The current Municipal Wind Orchestra was founded in 1987, and has been since then under the direction of the present maestro, Mr. Andreas Andreou. In 1988 the new Municipal Band made its first appearance in Larnaca at the parade of 28 October, a national holiday in Greece and Cyprus.

Since, its agenda has been full of important appearances and achievements in Cyprus as well as in Greece, in various occasions to Bulgaria, in Thessaloniki, in Rhodes, Corinth, Athens, Ilioupoli City, Czech Republic, Saint Petersburg, Romania, Hungary. In 1991 Larnaca Municipal Wind Orchestra made its appearance in Bulgaria, in 1993 in Greece, in 1994 in Rhodes and also in 1994 in Cyprus at a Band Festival of numerous bands from abroad which was organised by the Municipality of Larnaca.

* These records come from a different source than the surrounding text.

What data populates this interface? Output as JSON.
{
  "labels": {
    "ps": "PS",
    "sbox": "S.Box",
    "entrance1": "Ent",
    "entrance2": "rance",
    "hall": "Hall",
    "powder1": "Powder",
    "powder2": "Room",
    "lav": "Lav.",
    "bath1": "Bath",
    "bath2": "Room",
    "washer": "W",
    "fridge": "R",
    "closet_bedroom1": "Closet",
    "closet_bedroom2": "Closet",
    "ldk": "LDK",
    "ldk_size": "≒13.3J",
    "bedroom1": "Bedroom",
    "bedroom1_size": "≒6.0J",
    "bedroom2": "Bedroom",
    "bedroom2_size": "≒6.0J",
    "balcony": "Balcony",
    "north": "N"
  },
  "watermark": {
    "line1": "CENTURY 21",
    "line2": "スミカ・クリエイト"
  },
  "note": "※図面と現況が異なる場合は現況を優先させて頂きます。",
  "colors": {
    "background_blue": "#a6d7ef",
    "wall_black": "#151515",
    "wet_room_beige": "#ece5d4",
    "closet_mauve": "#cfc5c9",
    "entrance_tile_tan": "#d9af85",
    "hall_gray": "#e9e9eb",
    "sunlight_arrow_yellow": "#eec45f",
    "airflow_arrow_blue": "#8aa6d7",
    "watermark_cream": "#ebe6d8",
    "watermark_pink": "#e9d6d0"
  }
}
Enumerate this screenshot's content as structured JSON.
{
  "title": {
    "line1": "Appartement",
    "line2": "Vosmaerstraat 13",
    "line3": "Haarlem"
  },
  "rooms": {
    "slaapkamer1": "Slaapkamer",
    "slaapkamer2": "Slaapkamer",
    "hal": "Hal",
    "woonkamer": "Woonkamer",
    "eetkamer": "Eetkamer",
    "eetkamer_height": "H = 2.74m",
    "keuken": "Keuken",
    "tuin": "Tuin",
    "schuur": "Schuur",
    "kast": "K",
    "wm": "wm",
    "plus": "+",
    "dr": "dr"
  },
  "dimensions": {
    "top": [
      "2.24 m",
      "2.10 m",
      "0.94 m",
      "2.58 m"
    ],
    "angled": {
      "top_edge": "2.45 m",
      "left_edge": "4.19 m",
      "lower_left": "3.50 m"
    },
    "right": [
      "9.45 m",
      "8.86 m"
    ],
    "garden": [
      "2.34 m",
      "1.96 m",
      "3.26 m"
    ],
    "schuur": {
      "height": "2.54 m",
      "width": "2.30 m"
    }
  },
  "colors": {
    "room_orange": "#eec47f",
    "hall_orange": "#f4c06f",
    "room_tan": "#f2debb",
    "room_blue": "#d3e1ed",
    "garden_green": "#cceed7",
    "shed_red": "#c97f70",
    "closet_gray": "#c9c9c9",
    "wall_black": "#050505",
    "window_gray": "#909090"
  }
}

The climax of the Wind Orchestra's accomplishments was its grand appearance at Saint Petersburg, Russia, in 2000. Other highlights include performances at the 2001 European Festival that took place in Thessaloniki, Greece, at the 2004 European Festival in Cheb, of the Czech Republic, and at the 2007 Celebrations of Europe Day in Bucharest, Romania, where the Band represented Cyprus alongside the other 24 member-states of the European Union.

Today, Larnaca Municipal Wind Orchestra is composed of people of all ages and professions, with a common interest in music. With the help of the Larnaka Municipality, which can always be relied on to support in every way, the Wind Orchestra runs smoothly, and, staffed by old and new performers and is also actively involved in Cyprus's cultural development.